In this book, anthropologist Trevor Stack presents some of the insights gained during over twenty years of intermittent fieldwork in a small town, Tapalpa, and a neighboring village, Atacco, both a few hours from Guadalajara, Mexico. What began as a microhistory of the 1926 Cristero rebellion, in which Catholics rebelled against the new postrevolutionary Mexican government, became an inquiry into much larger questions: What kind of knowledge is history? And what does it do for people?

Oral historians have long wrestled with these questions. One of the foundational arguments of our field, that what people misremember is important because it tells us about their desires and dreams, is based on the idea that history is something people make use of to describe and shape their social worlds (see, for example, Alessandro Portelli, The Death of Luigi Trastulli and Other Stories: Form and Meaning in Oral History [Albany: State University of New York Press, 1991]). Stack’s work further explores this idea through ethnographic research, integrating the study of oral history with research on other forms of history making, such as archival research, history writing, and informal discussions of the past.

In Knowing History in Mexico, Stack focuses on the relationship between history and citizenship, particularly urban citizenship. While citizenship has long been thought of as a legal relationship between a person and a nation, more recent scholarship has focused on cities as crucial arenas in which people participate and make claims about society. For many, including some of Stack’s informants, belonging to a city is more significant than belonging to a nation, especially in terms of everyday life.

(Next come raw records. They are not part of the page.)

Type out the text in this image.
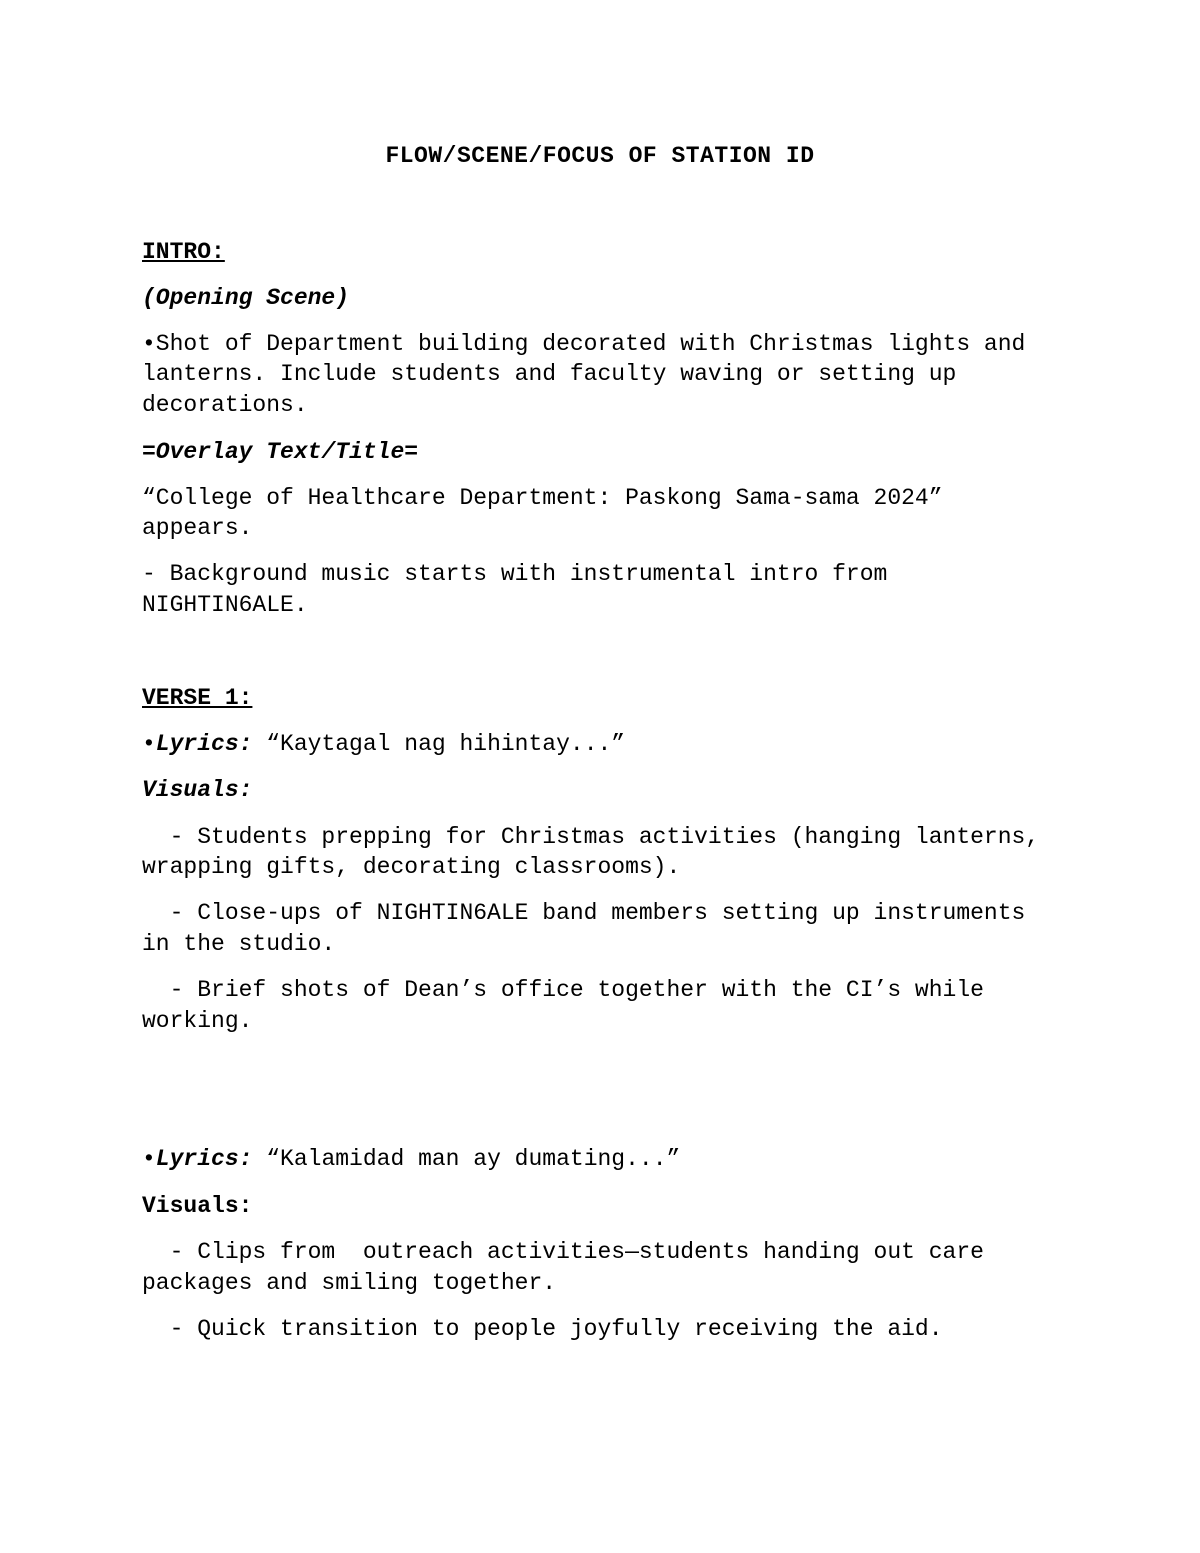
FLOW/SCENE/FOCUS OF STATION ID

INTRO:

(Opening Scene)

•Shot of Department building decorated with Christmas lights and

lanterns. Include students and faculty waving or setting up

decorations.

=Overlay Text/Title=

“College of Healthcare Department: Paskong Sama-sama 2024”

appears.

- Background music starts with instrumental intro from

NIGHTIN6ALE.

VERSE 1:

•Lyrics: “Kaytagal nag hihintay...”

Visuals:

- Students prepping for Christmas activities (hanging lanterns,

wrapping gifts, decorating classrooms).

- Close-ups of NIGHTIN6ALE band members setting up instruments

in the studio.

- Brief shots of Dean’s office together with the CI’s while

working.

•Lyrics: “Kalamidad man ay dumating...”

Visuals:

- Clips from  outreach activities—students handing out care

packages and smiling together.

- Quick transition to people joyfully receiving the aid.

History, Stack argues, is an important coin in the transactions that produce urban citizenship. Stack finds, first, that part of what defines a town is that it is both a place whose history can be known and a place in which history can be produced. Having history, however, is of course more than simply having a past; it is having a past that can be articulated in certain privileged ways. For example, during the period of Stack’s fieldwork, the village of Atacco was smaller and poorer than the neighboring town of Tapalpa, but the popular historical narrative in the area was that Atacco had once been the town—even the county seat—and Tapalpa the backwater, a lone hacienda. Atacco residents, trying to reclaim their village’s lost status, attempted, as one part of their campaign, to document Atacco’s long history. With few written documents upon which to draw, they began conducting interviews with local elders. Stack found, however, that they struggled to turn these interviews into an authoritative historical narrative. Lacking the skills and social capital required to analyze and legitimate their [End Page 391] interviews and, in effect, turn them into the powerful primary source documents we call oral histories, the would-be historians floundered.

This brings us to another key argument of the book: knowing history both produces and requires what the residents of Tapalpa and Atacco call cultura, which we might call “being cultured.” Those with cultura have a greater capacity to produce histories that both the public and expert historians will recognize as history, while producing histories (especially writing books, but also telling about history) can lend a person cultura. Having cultura is part of being a good citizen and is a prerequisite for assuming a public leadership role. Telling stories about the past is not sufficient to produce cultura; the stories must be told in a particular way and be particular types of stories to count as history. History, here, is a public genre explicitly in contrast to the less-prestigious private oral genre of gossip or the entertaining stories of legend. Tapalpans understood history as an authoritative account of a sealed-over past, as opposed to the still-raw stories of gossip.

Stack’s description of the status hierarchies and different historical practices of academic historians, local historians, so-called “municipal...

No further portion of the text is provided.